An Oklahoma teenager who was seriously injured when she stopped to help a woman she saw lying on the Kansas Turnpike near Wichita last year was one of 19 people honored Thursday with Carnegie medals for heroism.

Summer White of Edmond was hurt as she tried to pull the woman to safety south of Mulvane late on the night of June 12, 2011. The 32-year-old woman from Texas was a passenger in a car being driven by her 15-year-old son that drifted off the turnpike and struck a vehicle parked on the side of the road, authorities have said. A black pickup then hit the Impala, partially ejecting the woman White saw.

White, 17 at the time, was on her way back home with two other teenage groomers after working at a horse show at the Kansas Coliseum when they drove up on the accident scene at about 10:30 p.m..

"She was laying almost exactly in the middle of the road," White said in an interview with The Eagle a day after the accident. "I knew if she didn’t get out of the way, she was going to get run over.

"All I could think of was that there were cars coming, and I had to get her out of the road,” she said. “I didn’t want her to get hit. I grabbed onto her, and I was trying to pull her out of the way. . . . I don’t remember anything after I got hit by the car."

A U-Haul truck hit the Impala, knocking it into White and the woman she was trying to help. The Texas woman died later at a Wichita hospital.

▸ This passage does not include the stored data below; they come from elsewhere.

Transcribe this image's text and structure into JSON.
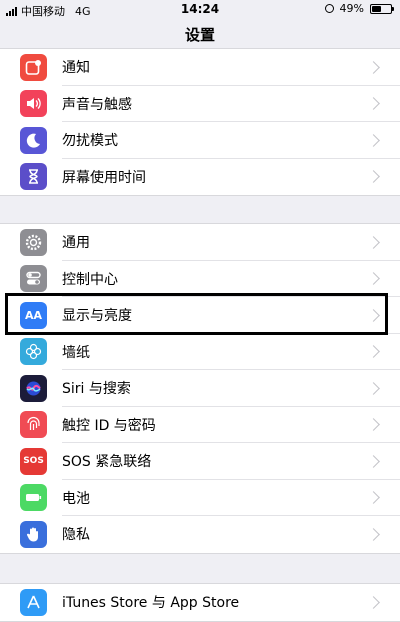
{
  "status_bar": {
    "carrier": "中国移动",
    "network": "4G",
    "time": "14:24",
    "battery": "49%",
    "battery_level": 0.49
  },
  "nav": {
    "title": "设置"
  },
  "group1": [
    {
      "label": "通知",
      "icon": "notifications-icon",
      "color": "#f04b3f"
    },
    {
      "label": "声音与触感",
      "icon": "sound-icon",
      "color": "#f2425a"
    },
    {
      "label": "勿扰模式",
      "icon": "moon-icon",
      "color": "#5856d6"
    },
    {
      "label": "屏幕使用时间",
      "icon": "hourglass-icon",
      "color": "#5b4ec9"
    }
  ],
  "group2": [
    {
      "label": "通用",
      "icon": "gear-icon",
      "color": "#8e8e93"
    },
    {
      "label": "控制中心",
      "icon": "toggle-icon",
      "color": "#8e8e93"
    },
    {
      "label": "显示与亮度",
      "icon": "display-icon",
      "color": "#2f7cf6",
      "glyph": "AA"
    },
    {
      "label": "墙纸",
      "icon": "wallpaper-icon",
      "color": "#34aadc"
    },
    {
      "label": "Siri 与搜索",
      "icon": "siri-icon",
      "color": "#1c1c3a"
    },
    {
      "label": "触控 ID 与密码",
      "icon": "fingerprint-icon",
      "color": "#f04b54"
    },
    {
      "label": "SOS 紧急联络",
      "icon": "sos-icon",
      "color": "#e53935",
      "glyph": "SOS"
    },
    {
      "label": "电池",
      "icon": "battery-icon",
      "color": "#4cd964"
    },
    {
      "label": "隐私",
      "icon": "hand-icon",
      "color": "#3a6fdc"
    }
  ],
  "group3": [
    {
      "label": "iTunes Store 与 App Store",
      "icon": "app-store-icon",
      "color": "#2f9bf6"
    }
  ]
}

White suffered a broken clavicle, a broken scapula, a broken wrist and minor spinal injuries. A 17-year-old groomer was also injured in the incident but survived.

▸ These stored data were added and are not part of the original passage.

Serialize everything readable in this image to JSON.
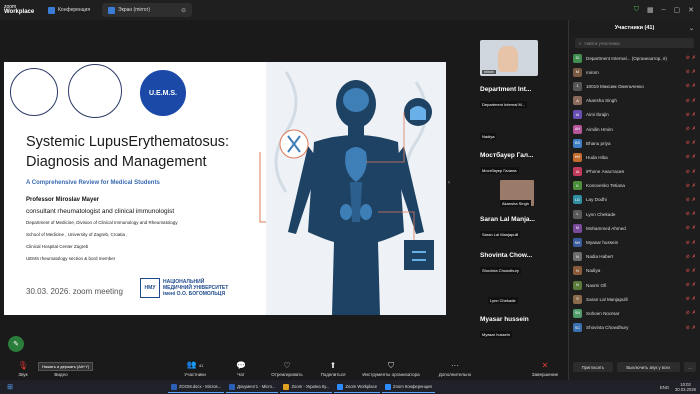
{
  "titlebar": {
    "app_name_top": "zoom",
    "app_name_bottom": "Workplace",
    "tab1": "Конференция",
    "tab2": "Экран (mirror)",
    "tab2_close": "⊖"
  },
  "slide": {
    "eu_badge": "U.E.M.S.",
    "title_line1": "Systemic LupusErythematosus:",
    "title_line2": "Diagnosis and Management",
    "subtitle": "A Comprehensive Review for Medical Students",
    "professor": "Professor Miroslav Mayer",
    "role": "consultant rheumatologist and clinical immunologist",
    "lines": [
      "Department of Medicine, Division of Clinical Immunology and Rheumatology",
      "School of Medicine , University of Zagreb, Croatia ,",
      "Clinical Hospital Center Zagreb",
      "UEMS rheumatology section & bord member"
    ],
    "date": "30.03. 2026. zoom meeting",
    "uni_logo": "НМУ",
    "uni_line1": "НАЦІОНАЛЬНИЙ",
    "uni_line2": "МЕДИЧНИЙ УНІВЕРСИТЕТ",
    "uni_line3": "імені О.О. БОГОМОЛЬЦЯ"
  },
  "video": {
    "name": "mirom"
  },
  "tiles": [
    {
      "name": "Department Int...",
      "tag": "Department Internal M..."
    },
    {
      "name": "Мостбауер Гал...",
      "tag": "Мостбауер Галина"
    },
    {
      "name": "Saran Lal Manja...",
      "tag": "Saran Lal Manjapulli"
    },
    {
      "name": "Shovinta Chow...",
      "tag": "Shovinta Chowdhury"
    },
    {
      "name": "Myasar hussein",
      "tag": "Myasar hussein"
    }
  ],
  "tile_extra": {
    "nadiya": "Nadiya",
    "akansha": "Akansha Singh",
    "lynn": "Lynn Chekade"
  },
  "panel": {
    "title": "Участники (41)",
    "search_placeholder": "Найти участника",
    "participants": [
      {
        "initials": "DI",
        "name": "Department Internal... (Организатор, я)",
        "color": "#3f8d4f"
      },
      {
        "initials": "M",
        "name": "mirom",
        "color": "#7b5a44"
      },
      {
        "initials": "1",
        "name": "10019 Максим Омельченко",
        "color": "#555555"
      },
      {
        "initials": "A",
        "name": "Akansha Singh",
        "color": "#8a6a5c"
      },
      {
        "initials": "AI",
        "name": "Aimi Ibrajin",
        "color": "#6a4fb3"
      },
      {
        "initials": "AH",
        "name": "Aimilin Hmim",
        "color": "#b5569a"
      },
      {
        "initials": "BS",
        "name": "Bhanu priya",
        "color": "#3f7dc4"
      },
      {
        "initials": "HH",
        "name": "Huda Hiba",
        "color": "#c26b2e"
      },
      {
        "initials": "IA",
        "name": "iPhone Анастасия",
        "color": "#c23a5b"
      },
      {
        "initials": "K",
        "name": "Konovenko Tetiana",
        "color": "#4c8f3a"
      },
      {
        "initials": "LD",
        "name": "Lay Dodhi",
        "color": "#2f8fa0"
      },
      {
        "initials": "L",
        "name": "Lynn Chekade",
        "color": "#5a5a5a"
      },
      {
        "initials": "M",
        "name": "Mohammed Ahmed",
        "color": "#7a4a9a"
      },
      {
        "initials": "NH",
        "name": "Myasar hussein",
        "color": "#3b5c9c"
      },
      {
        "initials": "N",
        "name": "Nadia Habert",
        "color": "#6e6e6e"
      },
      {
        "initials": "N",
        "name": "Nadiya",
        "color": "#8b5a3a"
      },
      {
        "initials": "N",
        "name": "Naomi Ofi",
        "color": "#5a7a3a"
      },
      {
        "initials": "S",
        "name": "Saran Lal Manjapulli",
        "color": "#8a6a4a"
      },
      {
        "initials": "SN",
        "name": "Sohoen Noorsar",
        "color": "#4f9a6a"
      },
      {
        "initials": "SC",
        "name": "Shovinta Chowdhury",
        "color": "#3a6fb0"
      }
    ],
    "invite_label": "Пригласить",
    "mute_all_label": "Выключить звук у всех",
    "more_label": "..."
  },
  "toolbar": {
    "mute_message": "Нажать и держать (Alt+Y)",
    "mic": "Звук",
    "video": "Видео",
    "participants": "Участники",
    "participants_count": "41",
    "chat": "Чат",
    "react": "Отреагировать",
    "share": "Поделиться",
    "host_tools": "Инструменты организатора",
    "more": "Дополнительно",
    "end": "Завершение"
  },
  "taskbar": {
    "items": [
      {
        "label": "ZOOM.docx - Micros...",
        "color": "#2b5fb5"
      },
      {
        "label": "Документ1 - Micro...",
        "color": "#2b5fb5"
      },
      {
        "label": "Zoom - Україна Ку...",
        "color": "#e0a020"
      },
      {
        "label": "Zoom Workplace",
        "color": "#2d8cff"
      },
      {
        "label": "Zoom Конференция",
        "color": "#2d8cff"
      }
    ],
    "lang": "ENG",
    "time": "10:03",
    "date": "30.03.2026"
  }
}
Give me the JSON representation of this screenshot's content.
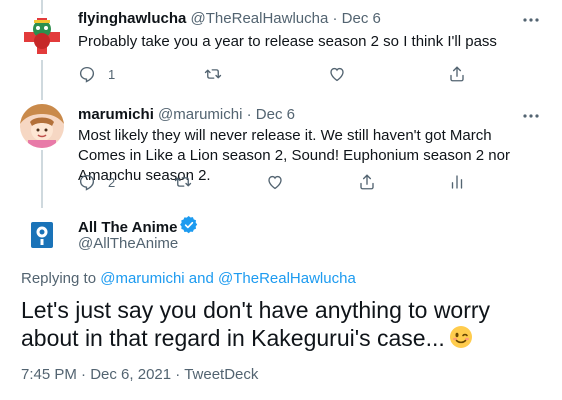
{
  "replies": [
    {
      "display_name": "flyinghawlucha",
      "handle": "@TheRealHawlucha",
      "separator": "·",
      "date": "Dec 6",
      "text": "Probably take you a year to release season 2 so I think I'll pass",
      "reply_count": "1",
      "avatar_icon": "avatar-flyinghawlucha",
      "actions": [
        "reply-icon",
        "retweet-icon",
        "like-icon",
        "share-icon"
      ]
    },
    {
      "display_name": "marumichi",
      "handle": "@marumichi",
      "separator": "·",
      "date": "Dec 6",
      "text": "Most likely they will never release it. We still haven't got March Comes in Like a Lion season 2, Sound! Euphonium season 2 nor Amanchu season 2.",
      "reply_count": "2",
      "avatar_icon": "avatar-marumichi",
      "actions": [
        "reply-icon",
        "retweet-icon",
        "like-icon",
        "share-icon",
        "analytics-icon"
      ]
    }
  ],
  "main_tweet": {
    "display_name": "All The Anime",
    "handle": "@AllTheAnime",
    "verified_icon": "verified-badge-icon",
    "replying_prefix": "Replying to",
    "replying_user_1": "@marumichi",
    "replying_and": "and",
    "replying_user_2": "@TheRealHawlucha",
    "text": "Let's just say you don't have anything to worry about in that regard in Kakegurui's case...",
    "emoji": "winking-face-emoji",
    "time": "7:45 PM",
    "date": "Dec 6, 2021",
    "source": "TweetDeck",
    "separator": "·"
  },
  "colors": {
    "accent": "#1d9bf0",
    "secondary_text": "#536471",
    "primary_text": "#0f1419",
    "thread_line": "#cfd9de",
    "brand_logo": "#1a73b8"
  }
}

The Carnegie Hero Fund Commission, based in Pittsburgh, says its mission is to recognize people who perform heroic acts in civilian life and to provide financial help to those disabled, or to the dependents of those killed, by their heroism. Steel baron Andrew Carnegie was inspired to start the fund after hearing rescue stories from a mine disaster that killed 181 people.

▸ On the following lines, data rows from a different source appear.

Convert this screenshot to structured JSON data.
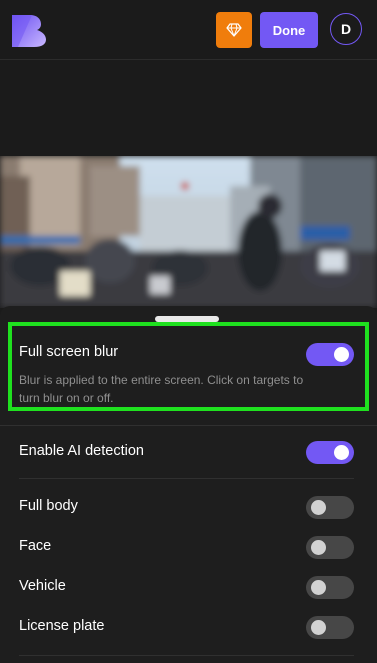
{
  "header": {
    "done_label": "Done",
    "avatar_initial": "D",
    "logo_icon": "b-logo-icon",
    "premium_icon": "diamond-icon"
  },
  "preview": {
    "description_icon": "blurred-crowd-image"
  },
  "settings": {
    "full_screen_blur": {
      "title": "Full screen blur",
      "description": "Blur is applied to the entire screen. Click on targets to turn blur on or off.",
      "enabled": true
    },
    "ai_detection": {
      "title": "Enable AI detection",
      "enabled": true
    },
    "targets": [
      {
        "label": "Full body",
        "enabled": false
      },
      {
        "label": "Face",
        "enabled": false
      },
      {
        "label": "Vehicle",
        "enabled": false
      },
      {
        "label": "License plate",
        "enabled": false
      }
    ]
  },
  "colors": {
    "accent": "#7358f4",
    "premium": "#f07d0c",
    "highlight": "#1fe11f",
    "background": "#1b1b1b"
  }
}
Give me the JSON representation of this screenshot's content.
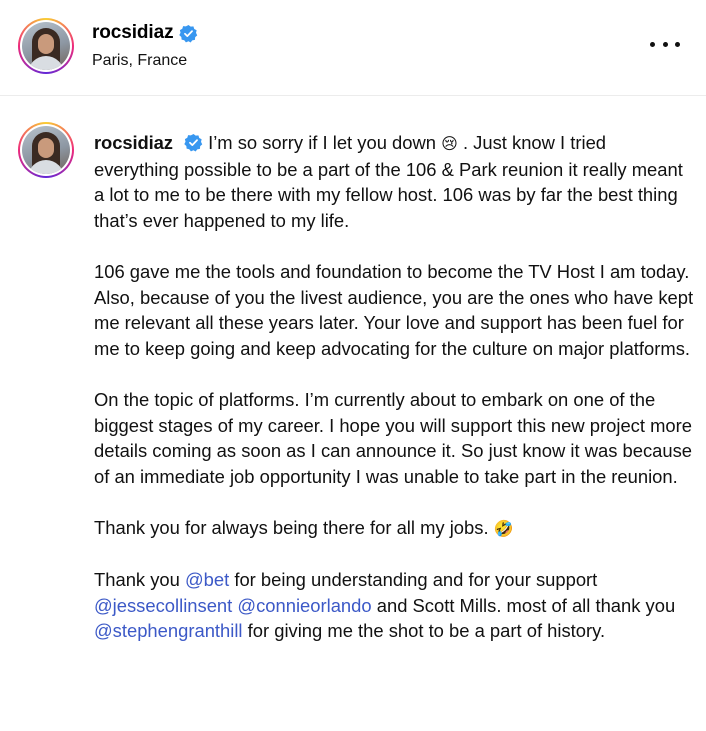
{
  "header": {
    "username": "rocsidiaz",
    "location": "Paris, France",
    "more_icon": "more-horizontal-icon"
  },
  "post": {
    "username": "rocsidiaz",
    "p1": {
      "text_a": "I’m so sorry if I let you down",
      "emoji_a": "😢",
      "text_b": ". Just know I tried everything possible to be a part of the 106 & Park reunion it really meant a lot to me to be there with my fellow host. 106 was by far the best thing that’s ever happened to my life."
    },
    "p2": "106 gave me the tools and foundation to become the TV Host I am today. Also, because of you the livest audience, you are the ones who have kept me relevant all these years later. Your love and support has been fuel for me to keep going and keep advocating for the culture on major platforms.",
    "p3": "On the topic of platforms. I’m currently about to embark on one of the biggest stages of my career. I hope you will support this new project more details coming as soon as I can announce it. So just know it was because of an immediate job opportunity I was unable to take part in the reunion.",
    "p4": {
      "text": "Thank you for always being there for all my jobs.",
      "emoji": "🤣"
    },
    "p5": {
      "t1": "Thank you ",
      "m1": "@bet",
      "t2": " for being understanding and for your support ",
      "m2": "@jessecollinsent",
      "t3": " ",
      "m3": "@connieorlando",
      "t4": " and Scott Mills. most of all thank you ",
      "m4": "@stephengranthill",
      "t5": " for giving me the shot to be a part of history."
    }
  },
  "colors": {
    "mention": "#3c59c7",
    "verified": "#3897f0"
  }
}
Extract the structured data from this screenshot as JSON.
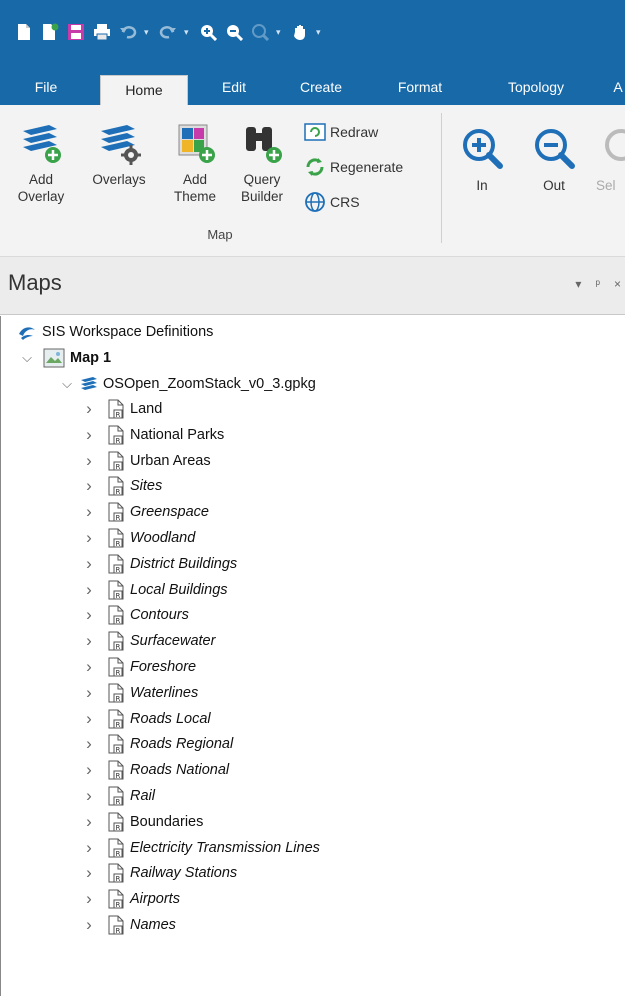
{
  "ribbon_tabs": [
    "File",
    "Home",
    "Edit",
    "Create",
    "Format",
    "Topology"
  ],
  "active_tab": "Home",
  "ribbon": {
    "add_overlay": [
      "Add",
      "Overlay"
    ],
    "overlays": "Overlays",
    "add_theme": [
      "Add",
      "Theme"
    ],
    "query_builder": [
      "Query",
      "Builder"
    ],
    "redraw": "Redraw",
    "regenerate": "Regenerate",
    "crs": "CRS",
    "map_group_label": "Map",
    "zoom_in": "In",
    "zoom_out": "Out",
    "select_partial": "Sel"
  },
  "panel": {
    "title": "Maps",
    "dropdown_icon": "▾",
    "pin_icon": "ᵖ",
    "close_icon": "×"
  },
  "tree": {
    "root": "SIS Workspace Definitions",
    "map": "Map 1",
    "dataset": "OSOpen_ZoomStack_v0_3.gpkg",
    "layers": [
      {
        "name": "Land",
        "italic": false
      },
      {
        "name": "National Parks",
        "italic": false
      },
      {
        "name": "Urban Areas",
        "italic": false
      },
      {
        "name": "Sites",
        "italic": true
      },
      {
        "name": "Greenspace",
        "italic": true
      },
      {
        "name": "Woodland",
        "italic": true
      },
      {
        "name": "District Buildings",
        "italic": true
      },
      {
        "name": "Local Buildings",
        "italic": true
      },
      {
        "name": "Contours",
        "italic": true
      },
      {
        "name": "Surfacewater",
        "italic": true
      },
      {
        "name": "Foreshore",
        "italic": true
      },
      {
        "name": "Waterlines",
        "italic": true
      },
      {
        "name": "Roads Local",
        "italic": true
      },
      {
        "name": "Roads Regional",
        "italic": true
      },
      {
        "name": "Roads National",
        "italic": true
      },
      {
        "name": "Rail",
        "italic": true
      },
      {
        "name": "Boundaries",
        "italic": false
      },
      {
        "name": "Electricity Transmission Lines",
        "italic": true
      },
      {
        "name": "Railway Stations",
        "italic": true
      },
      {
        "name": "Airports",
        "italic": true
      },
      {
        "name": "Names",
        "italic": true
      }
    ]
  },
  "colors": {
    "titlebar": "#1769a8",
    "ribbon": "#f3f3f3",
    "accent_green": "#3aa34a",
    "accent_blue": "#1e6fb7"
  }
}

Carnegie medalists or their heirs receive financial grants approved by the commission. More than $34.6 million has been awarded to 9,558 honorees since the fund’s inception in 1904. New recipients are announced four times a year.

Other Carnegie medal winners announced Thursday are from Pennsylvania, Alabama, California, Illinois, Minnesota, New Mexico, New York, North Carolina, Oregon, Wisconsin and Canada. They were honored for heroic acts including saving a man stricken with a medical condition in an out-of-control vehicle in Georgia and a Philadelphia teenager who drowned trying to save a friend in the tidal currents of the Delaware River.

Two of the people honored Thursday by the Carnegie Hero Fund Commission died in rescue attempts.